For instance, Meta’s earnings bombshell at the beginning of last month led to a precipitous 27% one day loss, with the company continuing to fall ever since. In fact, the firm currently trades at less than 50% of its previous 12-month high, with a market capitalization of just $536 billion. News that Facebook’s Daily Active Users (DAUs) had fallen for the first time in its 18-year history was severely punished by shareholders, who seemingly exited the stock in droves.

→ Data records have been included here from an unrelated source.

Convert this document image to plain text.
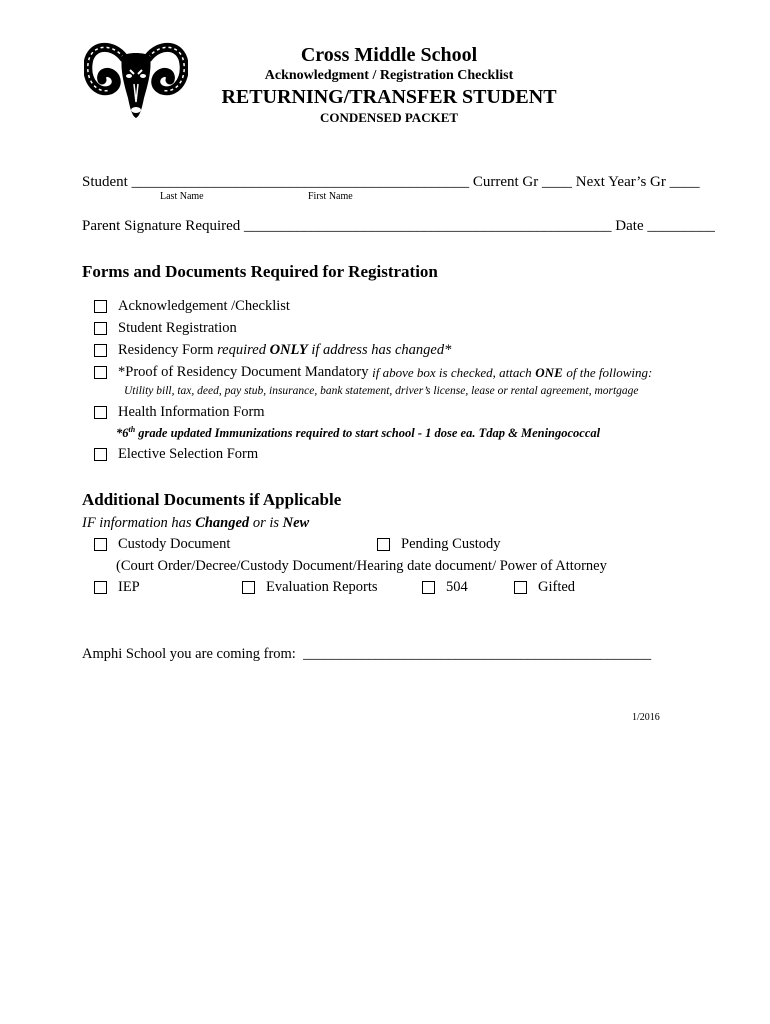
Cross Middle School
Acknowledgment / Registration Checklist
RETURNING/TRANSFER STUDENT
CONDENSED PACKET
Student _____________________________________________ Current Gr ____ Next Year’s Gr ____
Last Name	First Name
Parent Signature Required _________________________________________________ Date _________
Forms and Documents Required for Registration
Acknowledgement /Checklist
Student Registration
Residency Form
required
ONLY
if address has changed*
*Proof of Residency Document Mandatory
if above box is checked, attach
ONE
of the following:
Utility bill, tax, deed, pay stub, insurance, bank statement, driver’s license, lease or rental agreement, mortgage
Health Information Form
*6th grade updated Immunizations required to start school - 1 dose ea. Tdap & Meningococcal
Elective Selection Form
Additional Documents if Applicable
IF information has Changed or is New
Custody Document	Pending Custody
(Court Order/Decree/Custody Document/Hearing date document/ Power of Attorney
IEP	Evaluation Reports	504	Gifted
Amphi School you are coming from: ________________________________________________
1/2016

What’s of interest is whether the reaction from investors was entirely merited. Yes, Meta missed its fourth quarter EPS target by $0.16 to come in at $3.67, but the business exceeded its revenue prediction by $230 million, hitting $33.67 billion for an increase of 20% year-on-year.
 
Indeed, much of what FB reported during Q4 was actually pretty good, with the company’s founder and CEO, Mark Zuckerberg, describing the period as “a solid quarter” – and it’s easy to see why. Ad impressions across Meta’s Family of Apps increased 13%, while the average price per ad increased by 6% for the quarter and 24% for the year as well. 
 
And despite the shock that DAUs were down for the full year 2021, they were actually up 5% for December, at 1.93 billion. Daily active people (DAP) also grew 8% year-on-year to 2.82 billion, as did monthly active people (MAP), which increased 9% to 3.59 billion.
 

Will Nvidia Stay Out In Front?

It’s obviously important to consider whether the relative valuation of the two companies remains stable over time, or if it’s more likely Nvidia pulls away from Meta, or, alternatively, FB closes the gap.
 
The problem here for Facebook is that the company faces some fairly strong headwinds in the near future. For instance, on the impressions front, Meta expects difficulties in maintaining customer attention, especially on its higher paying video surfaces like Feed and Stories, which monetize at higher rates than other options such as Reels.
 
Furthermore, pricing is also likely going to be negatively affected by macroeconomic trends – i.e. supply chain disruption and cost inflation – which will dampen advertiser budgets and lead to lower revenue levels. In addition, Apple’s iOS changes were not yet in full force during the fourth quarter, but are anticipated to have a deleterious effect when they do eventually come online.
 
Capital expenditures are also expected to be significantly higher for Meta in 2020, with management guiding a figure in the range of $29-34 billion, in comparison with the $19.24 billion it incurred in 2021. The $20 billion share repurchase scheme that FB initiated in the quarter – which was expected to lift investor sentiment and raise its stock value – was seemingly wasted given the subsequent share price fall after earnings were released. 
 
Not only that, but the money spent on the buybacks could have gone towards more productive endeavors, like investing in the Metaverse concept which the company is hoping will save its skin in the coming years. All in all, the $20 billion appears to have been squandered with little in the way of upside.
 
Conversely, Nvidia’s prospects for the future look especially bright. The pandemic heralded a shift to a more digital-based way of life, and NVDA can only benefit from this. Its EPS closed out the year with 103% growth, and its EBITDA margin right now is a massive 42%.
 
Despite the discrepancy between outlooks, Meta’s depressed price actually makes the company fairly cheap at the moment – which could represent a good buying opportunity for potentially interested investors. FB has a forward P/E ratio of just 15x – slightly less than that of the sector median – while NVDA has a somewhat bloated earnings multiple of 39x, twice the average of its Information Technology industry rivals.